But later, after supper, when Ivy had taken George up to bed, Julian and I were back in the library with tumblers of the Baron’s best gin, it all came pouring out. How I’d come to England after getting Julian’s letter. How I’d found Molly and made my proposition, only to find myself with Mercy the very next morning. I’d told him about the sex on the Baron’s lawn and Molly’s subsequent engagement to Hugh. About Cunningham.
By the end of my story, true darkness had settled outside and a servant had come in to light a small fire to ward off the slight chill creeping in from the windows.
“I never liked Hugh,” Julian remarked, taking a sip of gin. “He always struck me as a voyeur of sorts. But I wouldn’t have suspected him of conspiring with someone to take advantage of Molly.”
“I know! The only reason we allowed him in was because of Molly, because she liked him.”
Julian tapped his fingers on the glass. “So does Molly know about the connection between her board and her future husband?”
I shook my head. “And I don’t see how I can tell her without her thinking that I’m trying to stir up trouble.”
“I’ll tell her the next opportunity I have,” Julian said without hesitation. “As I am the only one of her friends that has been in an unhappy marriage before, I feel as if I have no choice. She should know everything before she goes to the altar.”
I didn’t say anything for a few moments, because what I wanted to say was so petulant and selfish that even I recognized how immature I was being. But it pushed itself out of me anyway. “What if you tell her about Hugh and Cunningham, and she doesn’t care? What if she still decides to marry Hugh?”
Julian took a thoughtful drink.
When he didn’t answer for a few moments, I sighed and set my glass down. “And don’t judge me. I know you are wondering whether I’m asking this out of a pure and loving concern for her well-being or whether I’m asking because I’m jealous, and what I want to know is why can’t it be both? Why can’t I be certain that she’ll be unhappy with Hugh and want to protect her from that, when at the same time I want to have her for my own? Why must it be mutually exclusive?”
“I would never tell you that it has to be,” he replied slowly. “In fact, I would trust you less if you told me you had no personal stake in Molly’s happiness.
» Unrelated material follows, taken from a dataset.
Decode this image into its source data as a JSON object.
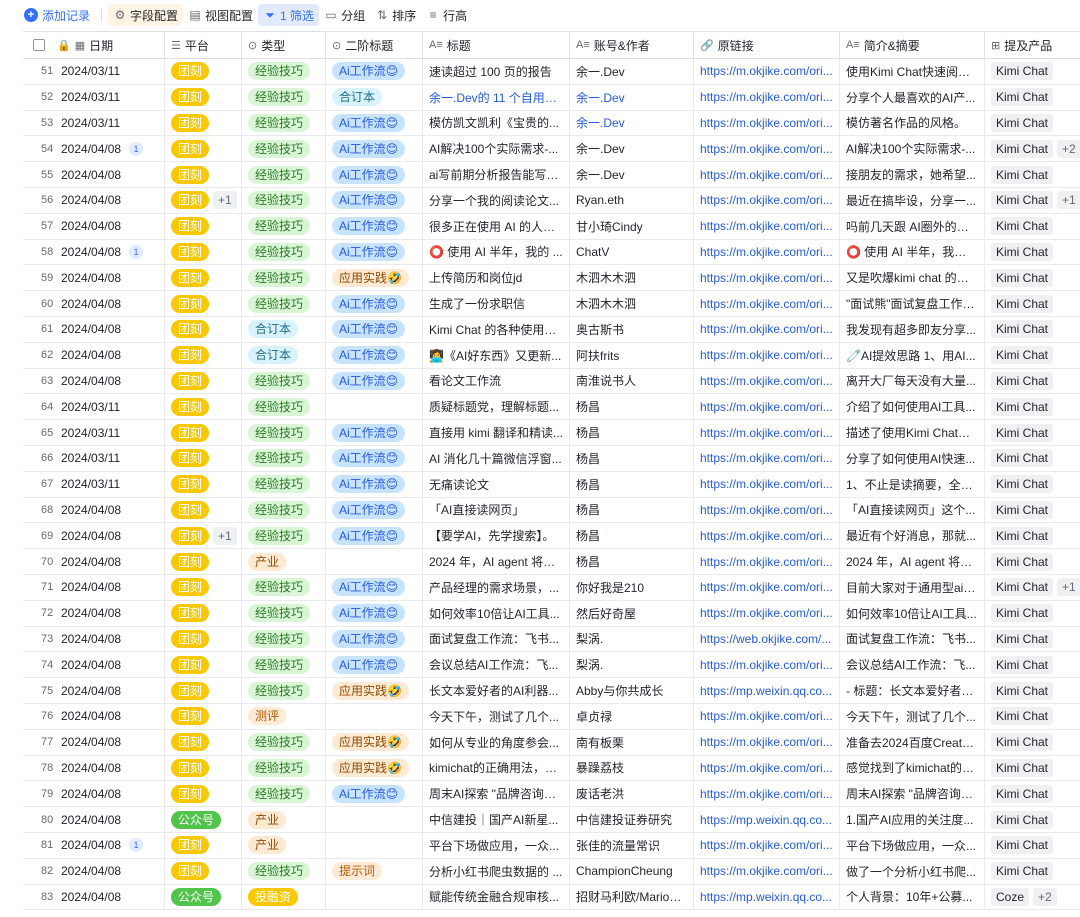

But you know that Molly won’t be steered—not after she’s set her course and especially not by a man who’s hurt her. And I think that if you don’t want her to marry Hugh, then you’re going to have to do a whole hell of a lot more than fuck her.”
“The Baron said as much,” I said glumly, picking up my glass and draining the last of my gin. “But what do I do?”
We sat in silence for a while, the fire popping and the sound of a piano trickling in from some unknown room. I thought of that day a year ago, when I found her crying in her parlor. I thought of my contingency plans. I thought of all the miserable lonely years that awaited me if I let her slip through my fingers. A plan started to formulate in my mind, a plan as distant and frail as those piano notes, a plan that wasn’t exactly playing fair. But then again, I’d warned her I wouldn’t play fair.
It would take time. Another week, if not two.
“Julian,” I said, turning to my oldest friend in the world. “If I told you I wanted to do something a little…crazy…would you help me do it?”
I was signing off on a few papers before I met van der Sant’s delegation at the docks when Hugh set a pile of papers in front of me and then sat down in the chair across my desk, leaning back in a smug pose that unaccountably irritated me.
“What’s this?”
The morning sunlight streamed through the windows of my small townhouse library, illuminating the gold in his hair, just like it had Mr. Cunningham’s. I swallowed back the bitter taste that always came with memories of that vile man and tried to focus on Hugh’s answer.
“…A marriage contract,” he was saying. “Very standard, of course, dictating that all of your assets will be conferred upon me at the time of our union.”
It was standard, but I didn’t bother to hide my frown as I flipped through the pages. I’d known, in a cerebral sort of way, that my money and the company would legally and technically belong to Hugh in the eyes of the law, but I had comforted myself with the fact that Hugh had told me when I agreed to marry him that the company would still be mine in the practical sense. Now, looking at the actual clauses in stark black and white, the reality of it hit me hard. Everything I’d worked so hard to build and protect would belong to someone else. Be possessed by someone else.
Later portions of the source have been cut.